Она увидела, что на его рубашке, у плеча и пониже, запеклась кровь.
— Надо бы посмотреть рану.
— Нет, нет, — сказал юноша, — она засохла.
Отец рассказал спустившемуся в сад Жюльену, что раненый юноша едет из Домбаля.
— Это далеко? — спросила мать.
Раненый мотнул головой.
— Очень далеко, на севере, — пробормотал он.
— Надо бы отвести его на кухню.
Жюльен помог ему подняться по лестнице, усадил на стул. Отец приготавливал вино с сахаром, а мать подошла к раненому.
— Покажите-ка мне вашу рану, — сказала она.
— Нет, мне будет больно.
— Она у вас не перевязана?
— Я снял бинт, он сползал. Рубаха присохла к ране, так что все равно, как перевязана.
— Будьте благоразумны, в таком состоянии ехать дальше нельзя.

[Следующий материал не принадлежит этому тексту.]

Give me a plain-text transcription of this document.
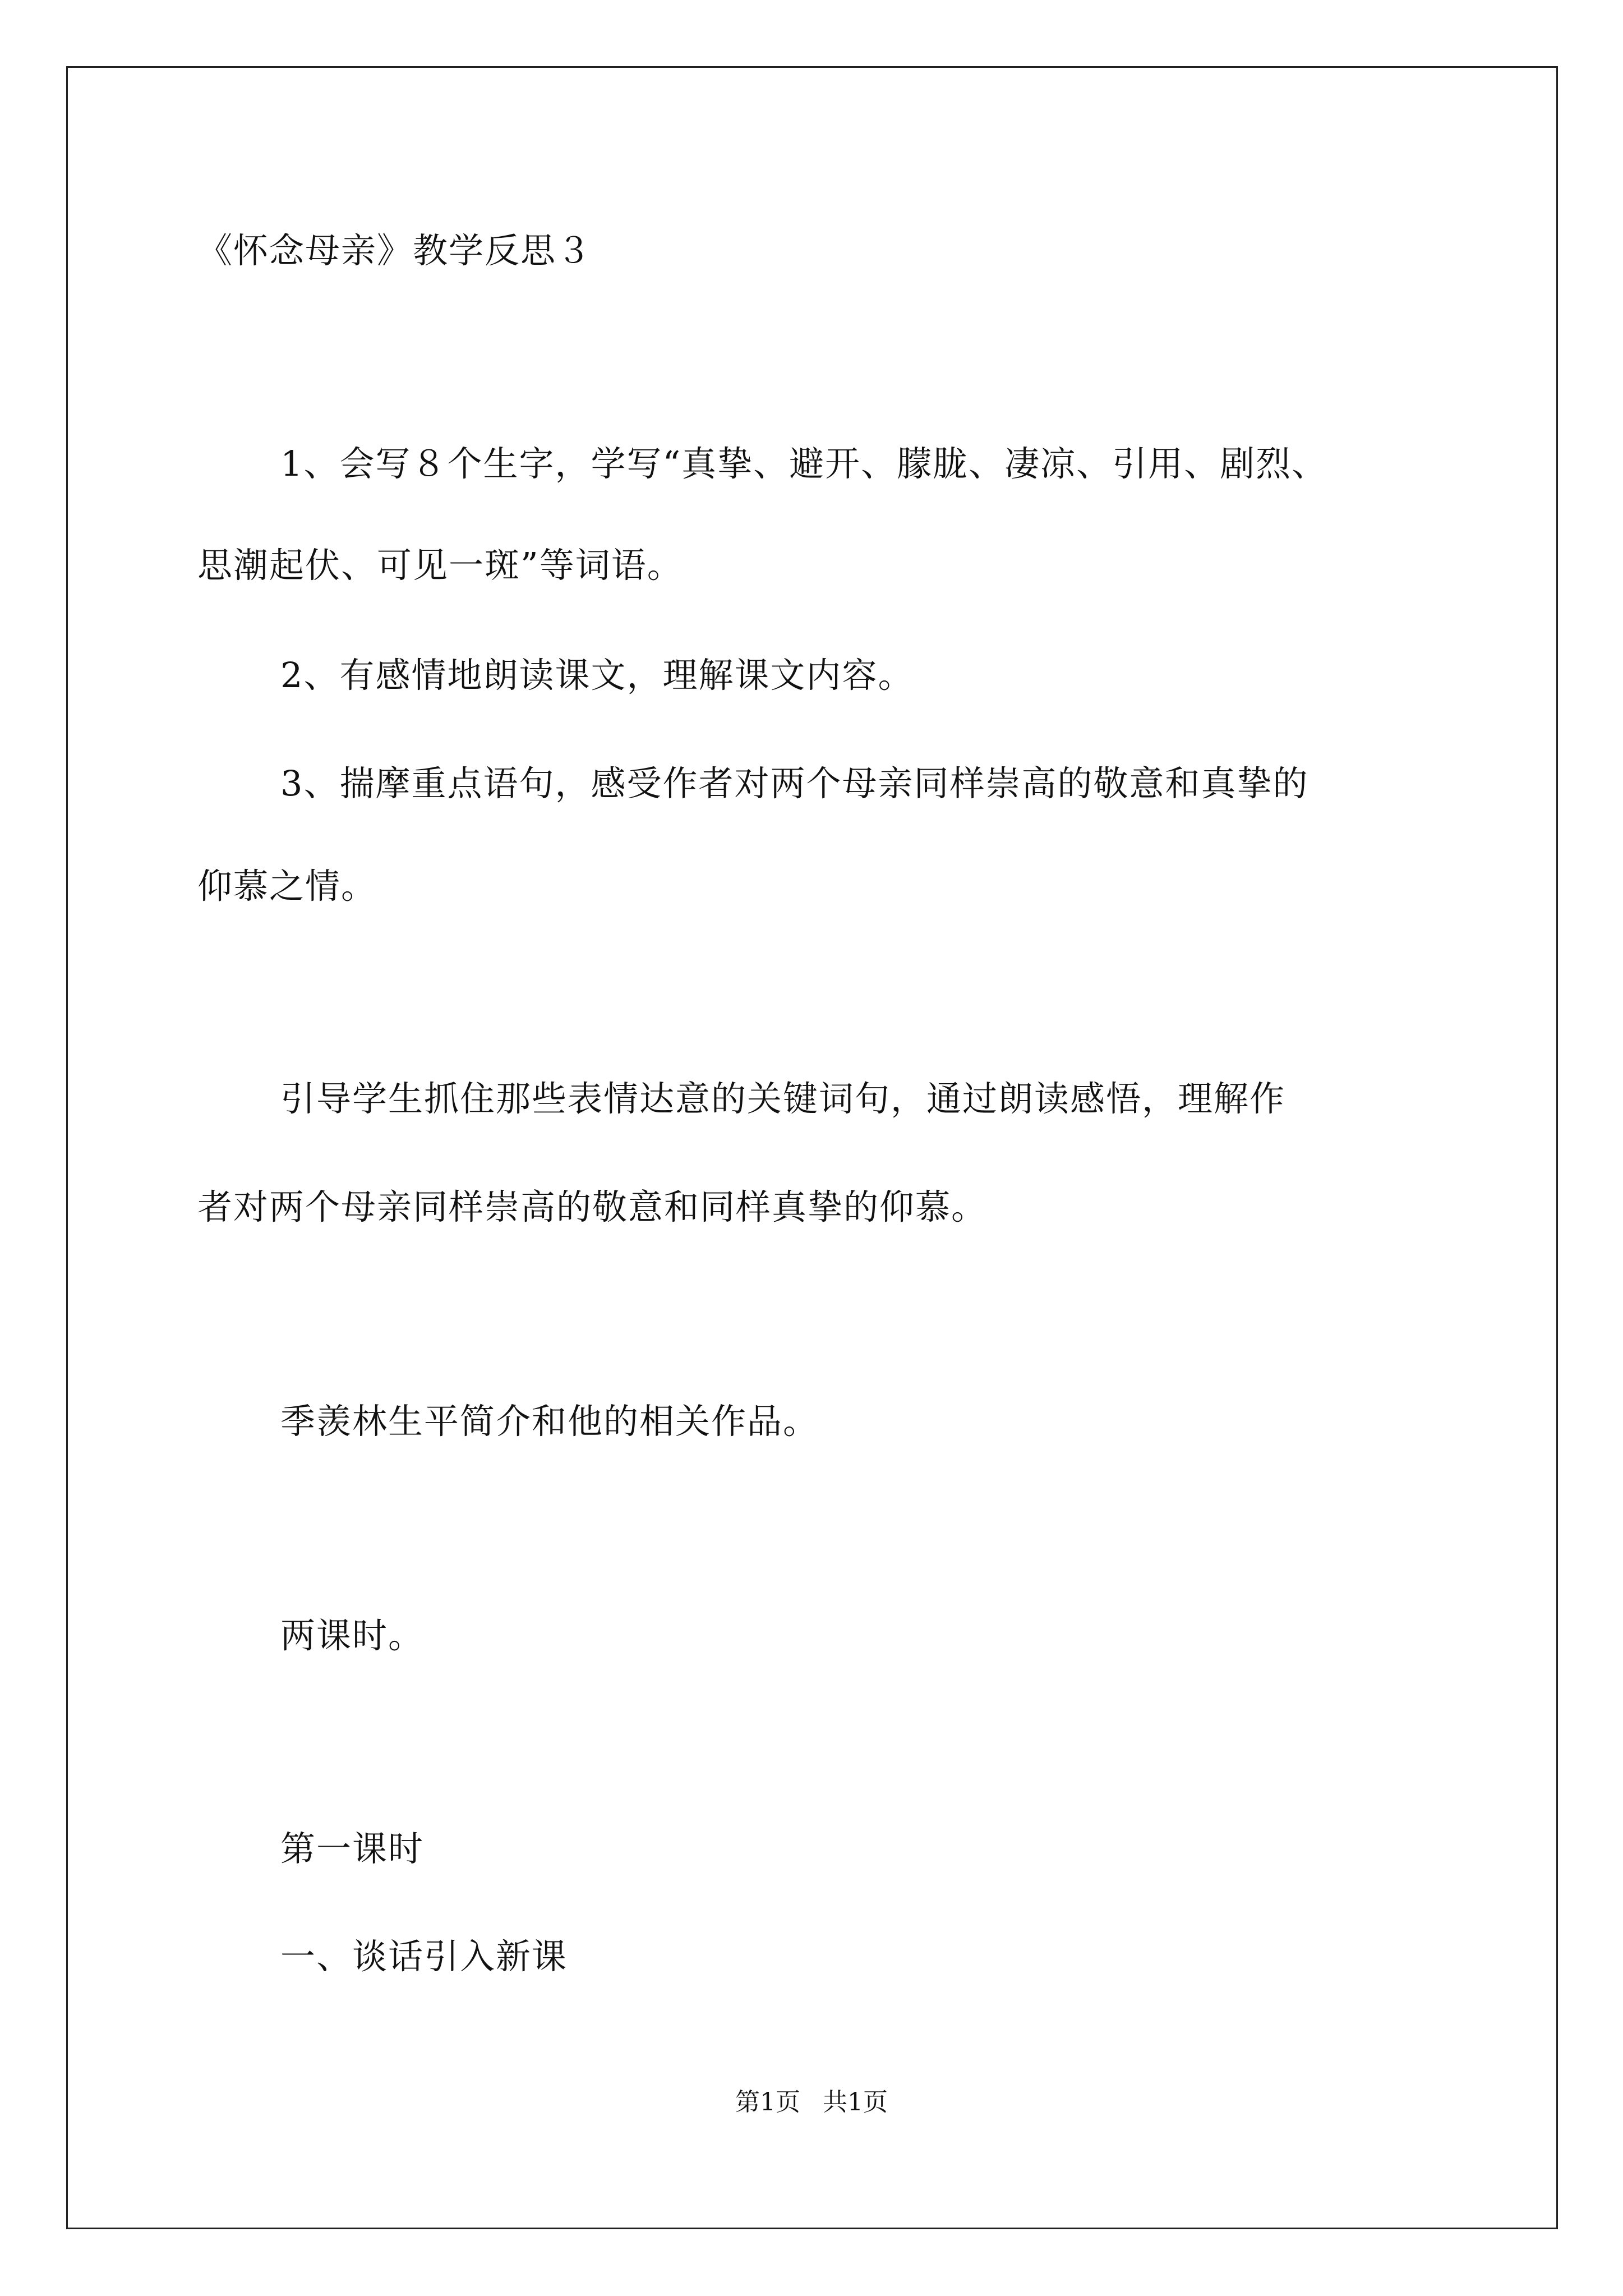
《怀念母亲》教学反思３
1、会写８个生字，学写“真挚、避开、朦胧、凄凉、引用、剧烈、
思潮起伏、可见一斑”等词语。
2、有感情地朗读课文，理解课文内容。
3、揣摩重点语句，感受作者对两个母亲同样崇高的敬意和真挚的
仰慕之情。
引导学生抓住那些表情达意的关键词句，通过朗读感悟，理解作
者对两个母亲同样崇高的敬意和同样真挚的仰慕。
季羡林生平简介和他的相关作品。
两课时。
第一课时
一、谈话引入新课
第1页 共1页
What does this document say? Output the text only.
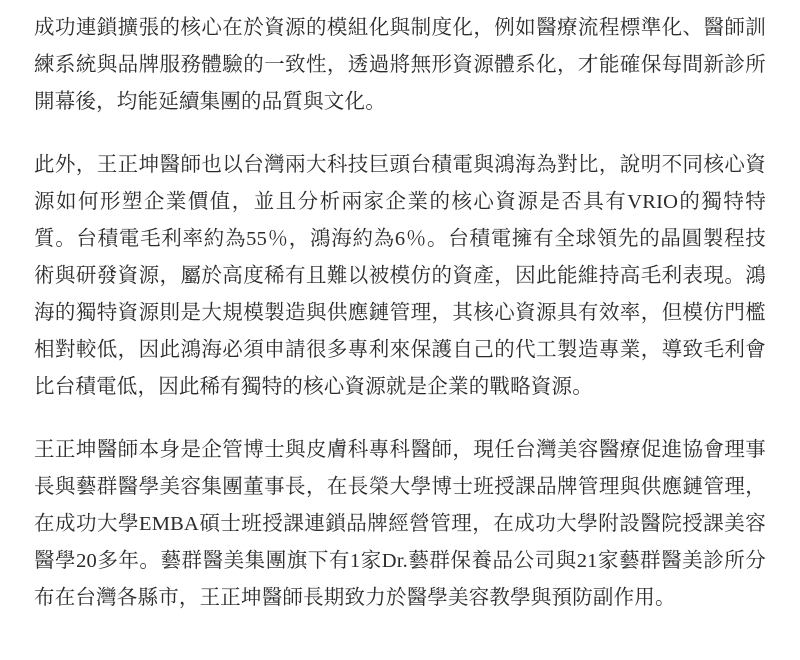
成功連鎖擴張的核心在於資源的模組化與制度化，例如醫療流程標準化、醫師訓練系統與品牌服務體驗的一致性，透過將無形資源體系化，才能確保每間新診所開幕後，均能延續集團的品質與文化。

此外，王正坤醫師也以台灣兩大科技巨頭台積電與鴻海為對比，說明不同核心資源如何形塑企業價值，並且分析兩家企業的核心資源是否具有VRIO的獨特特質。台積電毛利率約為55％，鴻海約為6％。台積電擁有全球領先的晶圓製程技術與研發資源，屬於高度稀有且難以被模仿的資產，因此能維持高毛利表現。鴻海的獨特資源則是大規模製造與供應鏈管理，其核心資源具有效率，但模仿門檻相對較低，因此鴻海必須申請很多專利來保護自己的代工製造專業，導致毛利會比台積電低，因此稀有獨特的核心資源就是企業的戰略資源。

王正坤醫師本身是企管博士與皮膚科專科醫師，現任台灣美容醫療促進協會理事長與藝群醫學美容集團董事長，在長榮大學博士班授課品牌管理與供應鏈管理，在成功大學EMBA碩士班授課連鎖品牌經營管理，在成功大學附設醫院授課美容醫學20多年。藝群醫美集團旗下有1家Dr.藝群保養品公司與21家藝群醫美診所分布在台灣各縣市，王正坤醫師長期致力於醫學美容教學與預防副作用。
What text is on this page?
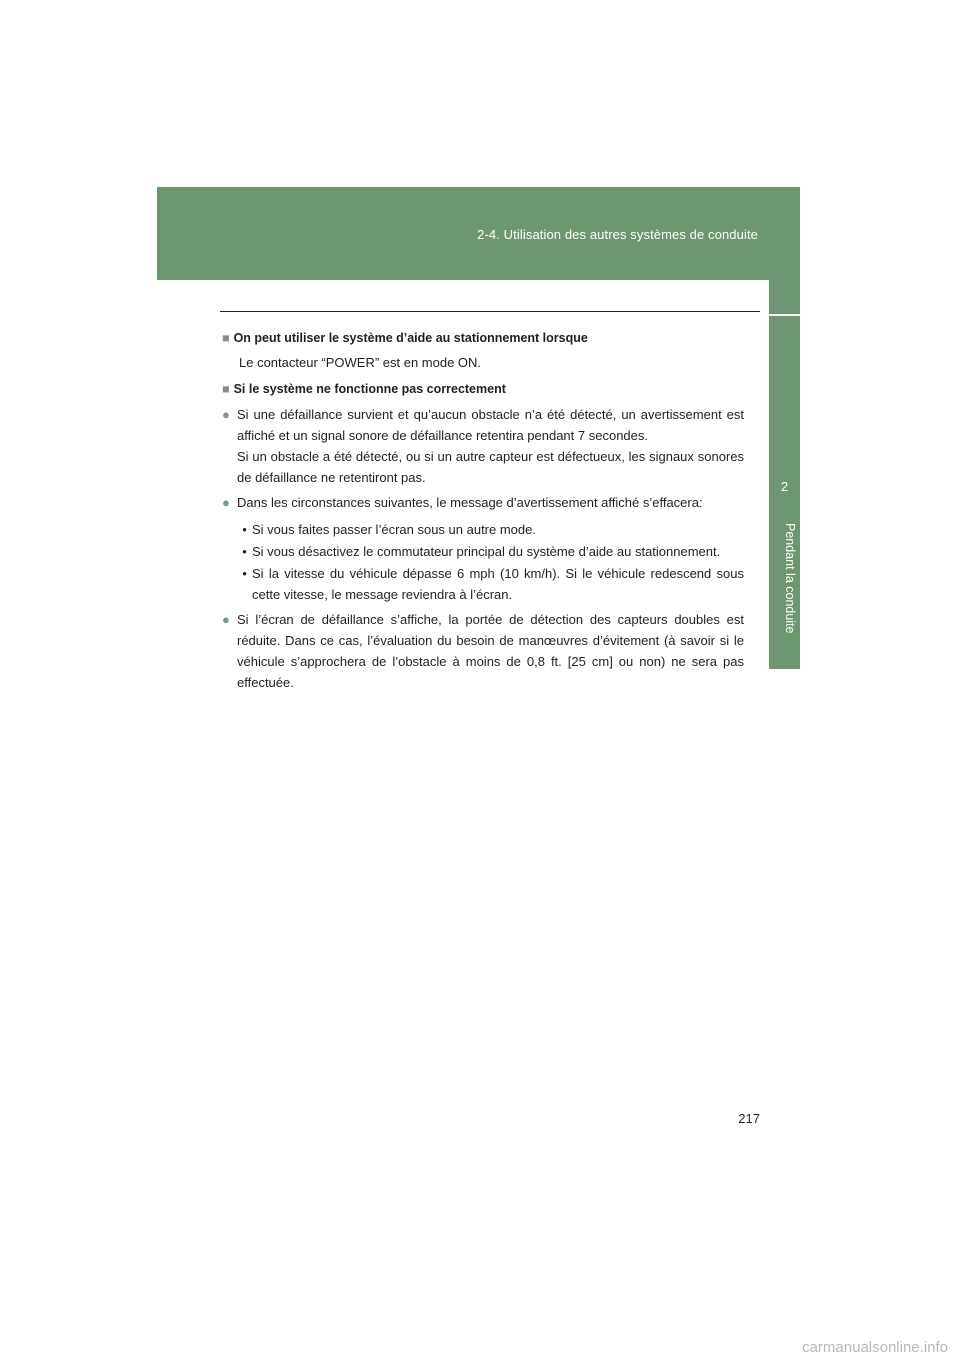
2-4. Utilisation des autres systèmes de conduite
2
Pendant la conduite
■ On peut utiliser le système d’aide au stationnement lorsque
Le contacteur “POWER” est en mode ON.
■ Si le système ne fonctionne pas correctement
● Si une défaillance survient et qu’aucun obstacle n’a été détecté, un avertissement est affiché et un signal sonore de défaillance retentira pendant 7 secondes.

Si un obstacle a été détecté, ou si un autre capteur est défectueux, les signaux sonores de défaillance ne retentiront pas.

● Dans les circonstances suivantes, le message d’avertissement affiché s’effacera:

• Si vous faites passer l’écran sous un autre mode.
• Si vous désactivez le commutateur principal du système d’aide au stationnement.
• Si la vitesse du véhicule dépasse 6 mph (10 km/h). Si le véhicule redescend sous cette vitesse, le message reviendra à l’écran.
● Si l’écran de défaillance s’affiche, la portée de détection des capteurs doubles est réduite. Dans ce cas, l’évaluation du besoin de manœuvres d’évitement (à savoir si le véhicule s’approchera de l’obstacle à moins de 0,8 ft. [25 cm] ou non) ne sera pas effectuée.

217
carmanualsonline.info
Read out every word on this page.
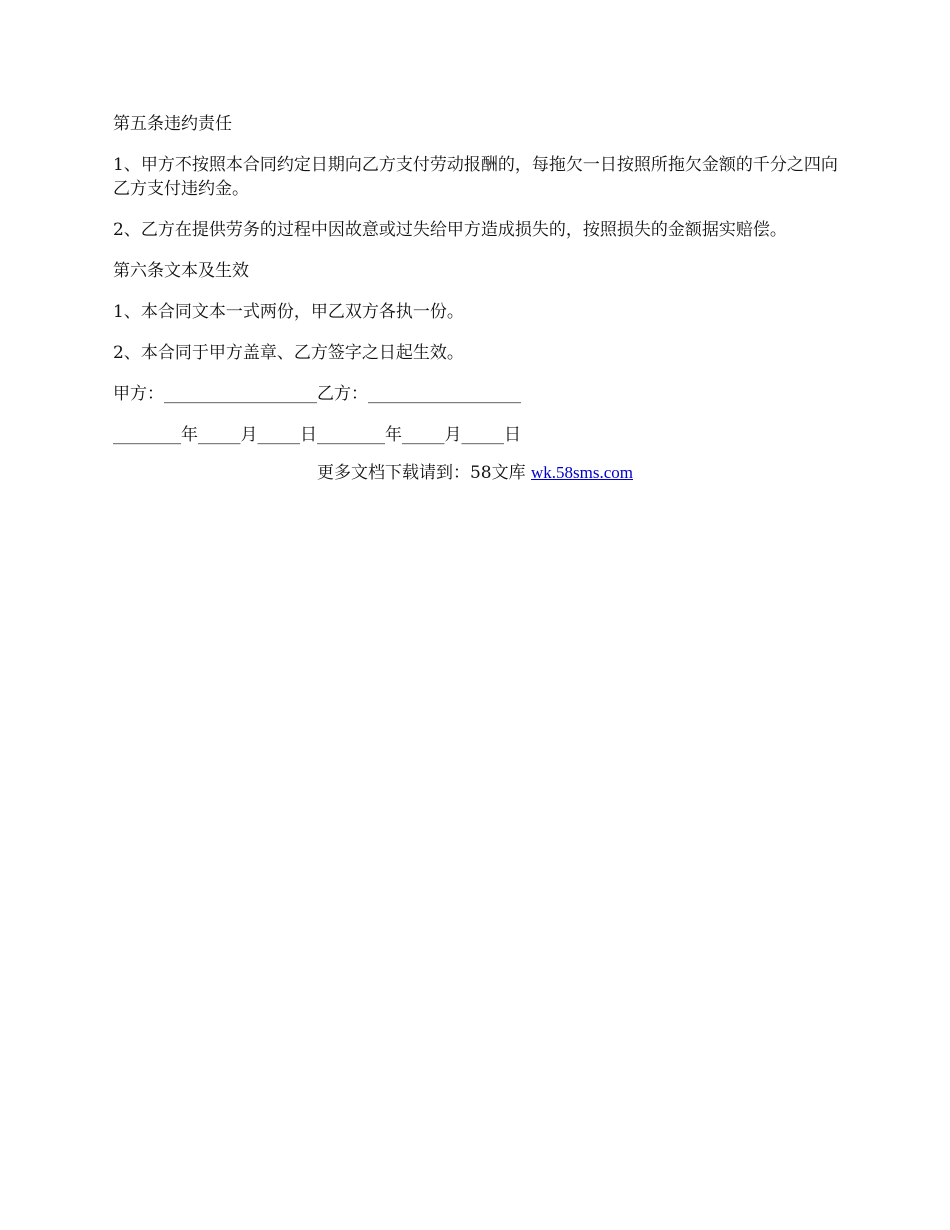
第五条违约责任

1、甲方不按照本合同约定日期向乙方支付劳动报酬的，每拖欠一日按照所拖欠金额的千分之四向乙方支付违约金。

2、乙方在提供劳务的过程中因故意或过失给甲方造成损失的，按照损失的金额据实赔偿。

第六条文本及生效

1、本合同文本一式两份，甲乙双方各执一份。

2、本合同于甲方盖章、乙方签字之日起生效。

甲方：__________________乙方：__________________

________年_____月_____日________年_____月_____日

更多文档下载请到：58文库 wk.58sms.com
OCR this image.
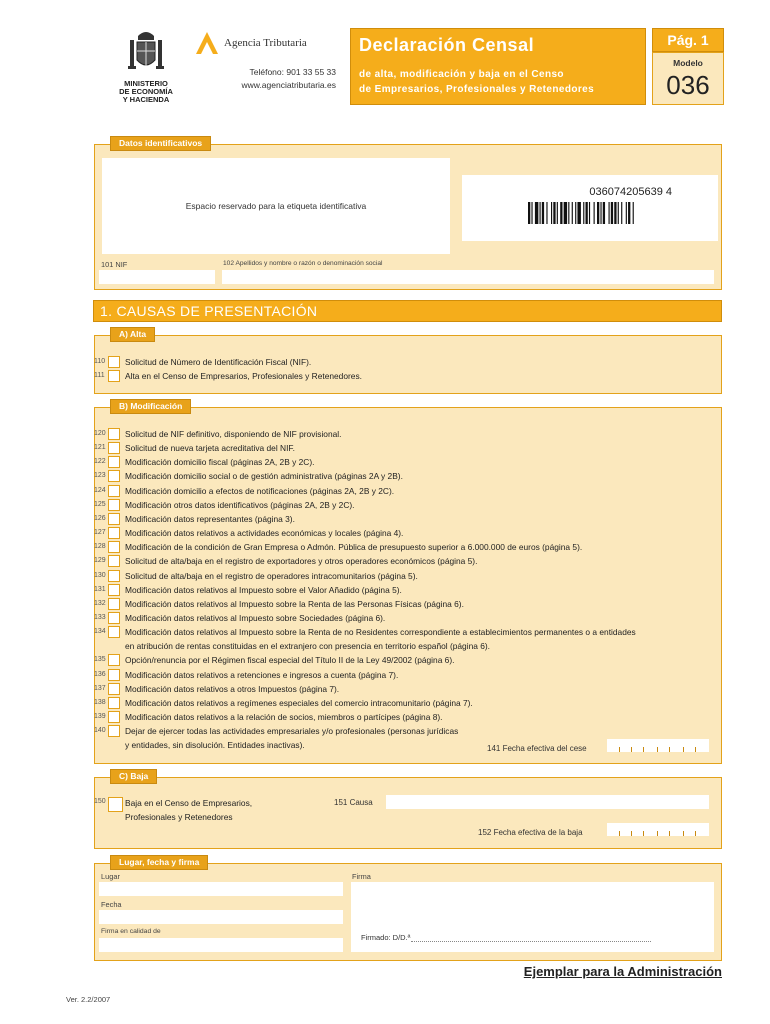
MINISTERIO
DE ECONOMÍA
Y HACIENDA
Agencia Tributaria
Teléfono: 901 33 55 33
www.agenciatributaria.es
Declaración Censal
de alta, modificación y baja en el Censo
de Empresarios, Profesionales y Retenedores
Pág. 1
Modelo
036
Datos identificativos
Espacio reservado para la etiqueta identificativa
036074205639 4
101 NIF	102 Apellidos y nombre o razón o denominación social
1. CAUSAS DE PRESENTACIÓN
A) Alta
110	Solicitud de Número de Identificación Fiscal (NIF).
111	Alta en el Censo de Empresarios, Profesionales y Retenedores.
B) Modificación
120	Solicitud de NIF definitivo, disponiendo de NIF provisional.
121	Solicitud de nueva tarjeta acreditativa del NIF.
122	Modificación domicilio fiscal (páginas 2A, 2B y 2C).
123	Modificación domicilio social o de gestión administrativa (páginas 2A y 2B).
124	Modificación domicilio a efectos de notificaciones (páginas 2A, 2B y 2C).
125	Modificación otros datos identificativos (páginas 2A, 2B y 2C).
126	Modificación datos representantes (página 3).
127	Modificación datos relativos a actividades económicas y locales (página 4).
128	Modificación de la condición de Gran Empresa o Admón. Pública de presupuesto superior a 6.000.000 de euros (página 5).
129	Solicitud de alta/baja en el registro de exportadores y otros operadores económicos (página 5).
130	Solicitud de alta/baja en el registro de operadores intracomunitarios (página 5).
131	Modificación datos relativos al Impuesto sobre el Valor Añadido (página 5).
132	Modificación datos relativos al Impuesto sobre la Renta de las Personas Físicas (página 6).
133	Modificación datos relativos al Impuesto sobre Sociedades (página 6).
134	Modificación datos relativos al Impuesto sobre la Renta de no Residentes correspondiente a establecimientos permanentes o a entidades
en atribución de rentas constituidas en el extranjero con presencia en territorio español (página 6).
135	Opción/renuncia por el Régimen fiscal especial del Título II de la Ley 49/2002 (página 6).
136	Modificación datos relativos a retenciones e ingresos a cuenta (página 7).
137	Modificación datos relativos a otros Impuestos (página 7).
138	Modificación datos relativos a regímenes especiales del comercio intracomunitario (página 7).
139	Modificación datos relativos a la relación de socios, miembros o partícipes (página 8).
140	Dejar de ejercer todas las actividades empresariales y/o profesionales (personas jurídicas
y entidades, sin disolución. Entidades inactivas).	141 Fecha efectiva del cese
C) Baja
150 Baja en el Censo de Empresarios,
Profesionales y Retenedores
151 Causa
152 Fecha efectiva de la baja
Lugar, fecha y firma
Lugar
Fecha
Firma en calidad de
Firma
Firmado: D/D.ª
Ejemplar para la Administración
Ver. 2.2/2007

Юноша проглотил вино с сахаром так же быстро, как перед тем воду. Он как будто немного приободрился. Матери показалось, что в его черных глазах затеплилась жизнь. От воды, стекавшей по его грязному худому лицу, оставались полосы. Он посмотрел на Жюльена, сразу нахмурился и спросил:
— Ты здешний?
— Да.
— И остаешься?
— Я собирался уехать.
— Уезжай, — сказал он. — Смывайся… и побыстрей. Смывайся, они с минуты на минуту будут здесь.
На этот раз в его взгляде не было пустоты. Страх придал ему жесткое выражение, черты лица еще обострились.
— Велосипед есть? — спросил он.
— Да.
Выражение глаз опять изменилось, и матери показалось, будто в них теплится надежда.